Friday, December 11, 2009

Accepting Reality In Oslo

Did I hear this correctly? Did President Obama actually say this in his Nobel Peace Prize Acceptance Speech?

"Evil does exist in the world." A nonviolent movement could not have halted Hitler's armies. Negotiations cannot convince al Qaeda's leaders to lay down their arms. To say that force is sometimes necessary is not a call to cynicism -- it is recognition of history; the imperfections of man and the limits of reason."

Is it possible that the President’s teleprompter (aka TOTUS) got his texts mixed up? The Oslo speech sounded more like the speech he should have given at West Point.

And the strangely unsettling West Point speech would have been more in keeping with the speeches Obama has previously given on foreign soil: apologies for past grievances,  praise for our enemies and threading the needle in an attempt to appease all comers.

But the Oslo speech adopted a new tone. No pot-shots at George W. Bush and his “war of choice,” no mention of what a wonderful religion Islam is, no claim that  “we have forged a new beginning between America and the Muslim World – one that recognizes our mutual interest in breaking a cycle of conflict…”. Good, because the Muslims that wish to destroy us do not recognize this newly forged beginning. No trying to have it both ways. Also good, because in a war against evil you cannot have it both ways.

To be fair, the West Point speech included a lot of great rhetoric about American exceptionalism that rang of FDR. He echoed Colin Powell by noting that America has never asked for anything other than a place to bury our dead in return for our sacrifices in fighting for other nation’s freedom. He cited the spirit of the American people that built our economy, who create jobs and who burn with entrepreneurial zeal and creativity. His closing remarks could even have been something George W. Bush might have said:

We will go forward with the confidence that right makes might, and with the commitment to forge an America that is safer, a world that is more secure, and a future that represents not the deepest of fears but the highest of hopes. Thank you, God Bless you, God Bless our troops, and may God Bless the United States of America.

The problem of course is that it didn’t ring true. In the same speech he accused us of a reckless war and practicing torture. He said America will always champion human rights, but he has turned his back on the murder of Iranians protesting a fixed election. He said nothing to China about their human rights violations. He supported a corrupt leader in Haiti who was thrown out of office by terms of their own constitution, and he cavorts with tyrannical dictators like Castro and Chavez. He praised American entrepreneurial drive, but every policy and piece of legislation enacted since he took office is anti-business, anti-capitalism and anti-free market. He praises our troops in one breath but undermines them in the next by announcing an expiration date on our commitment to the campaign in Afghanistan.

How is this man to be taken at his word?
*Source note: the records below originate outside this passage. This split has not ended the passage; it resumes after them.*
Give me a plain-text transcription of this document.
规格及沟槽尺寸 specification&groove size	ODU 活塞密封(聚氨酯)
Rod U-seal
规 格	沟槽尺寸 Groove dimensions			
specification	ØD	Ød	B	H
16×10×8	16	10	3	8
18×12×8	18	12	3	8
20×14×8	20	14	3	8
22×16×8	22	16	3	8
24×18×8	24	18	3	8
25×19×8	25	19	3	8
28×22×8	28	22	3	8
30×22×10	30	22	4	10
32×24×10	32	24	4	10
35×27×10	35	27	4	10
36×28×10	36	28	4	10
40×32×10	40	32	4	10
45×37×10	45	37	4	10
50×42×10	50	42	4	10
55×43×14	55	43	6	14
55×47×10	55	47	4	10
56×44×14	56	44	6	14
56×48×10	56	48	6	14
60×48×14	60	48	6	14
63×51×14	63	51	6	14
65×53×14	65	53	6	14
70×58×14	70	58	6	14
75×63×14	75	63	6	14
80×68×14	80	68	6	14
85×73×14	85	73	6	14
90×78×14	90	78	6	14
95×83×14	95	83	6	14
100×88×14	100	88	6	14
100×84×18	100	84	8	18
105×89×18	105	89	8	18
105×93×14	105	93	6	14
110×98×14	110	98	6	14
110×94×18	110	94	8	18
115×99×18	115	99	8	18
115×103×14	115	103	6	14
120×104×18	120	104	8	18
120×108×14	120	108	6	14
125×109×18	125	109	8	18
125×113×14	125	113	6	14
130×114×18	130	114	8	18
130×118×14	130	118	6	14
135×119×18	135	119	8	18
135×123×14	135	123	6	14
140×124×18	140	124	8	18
His on-prompter eloquence sounds like a Hollywood screenwriter’s best effort at a script for a “a great historical leader.” Maybe the problem is Obama is just not a good enough actor to pull it off.
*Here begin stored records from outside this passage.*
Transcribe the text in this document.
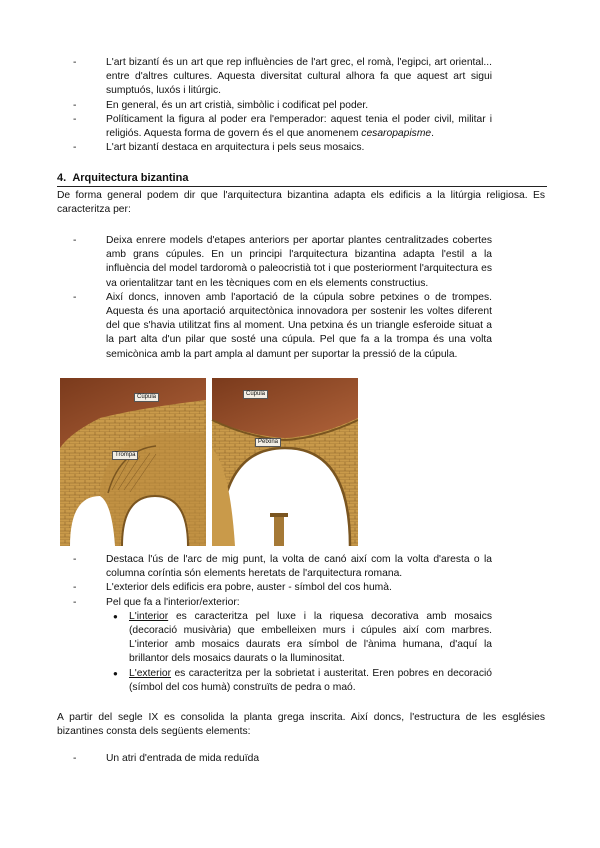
- L'art bizantí és un art que rep influències de l'art grec, el romà, l'egipci, art oriental... entre d'altres cultures. Aquesta diversitat cultural alhora fa que aquest art sigui sumptuós, luxós i litúrgic.
- En general, és un art cristià, simbòlic i codificat pel poder.
- Políticament la figura al poder era l'emperador: aquest tenia el poder civil, militar i religiós. Aquesta forma de govern és el que anomenem cesaropapisme.
- L'art bizantí destaca en arquitectura i pels seus mosaics.
4. Arquitectura bizantina
De forma general podem dir que l'arquitectura bizantina adapta els edificis a la litúrgia religiosa. Es caracteritza per:
- Deixa enrere models d'etapes anteriors per aportar plantes centralitzades cobertes amb grans cúpules. En un principi l'arquitectura bizantina adapta l'estil a la influència del model tardoromà o paleocristià tot i que posteriorment l'arquitectura es va orientalitzar tant en les tècniques com en els elements constructius.
- Així doncs, innoven amb l'aportació de la cúpula sobre petxines o de trompes. Aquesta és una aportació arquitectònica innovadora per sostenir les voltes diferent del que s'havia utilitzat fins al moment. Una petxina és un triangle esferoide situat a la part alta d'un pilar que sosté una cúpula. Pel que fa a la trompa és una volta semicònica amb la part ampla al damunt per suportar la pressió de la cúpula.
Cúpula
Trompa
Cúpula
Petxina
- Destaca l'ús de l'arc de mig punt, la volta de canó així com la volta d'aresta o la columna coríntia són elements heretats de l'arquitectura romana.
- L'exterior dels edificis era pobre, auster - símbol del cos humà.
- Pel que fa a l'interior/exterior:
● L'interior es caracteritza pel luxe i la riquesa decorativa amb mosaics (decoració musivària) que embelleixen murs i cúpules així com marbres. L'interior amb mosaics daurats era símbol de l'ànima humana, d'aquí la brillantor dels mosaics daurats o la lluminositat.
● L'exterior es caracteritza per la sobrietat i austeritat. Eren pobres en decoració (símbol del cos humà) construïts de pedra o maó.
A partir del segle IX es consolida la planta grega inscrita. Així doncs, l'estructura de les esglésies bizantines consta dels següents elements:
- Un atri d'entrada de mida reduïda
The West Point speech did not play well, and seemed to satisfy no one. Is it possible that the Won is taking a page from the Clinton era and relying more on polling data to shape his opinions, with the Oslo speech being the face of the latest metrics? I guess we should take that as a good sign. Better a politician of malleable principals than an ideologue committed to a Marxist/socialist agenda.

The Oslo speech ushers in a new bent if for no other reason than the only apology that Obama offered was for his unworthiness to receive the award. A view apparently shared by 79% of the rest of Americans.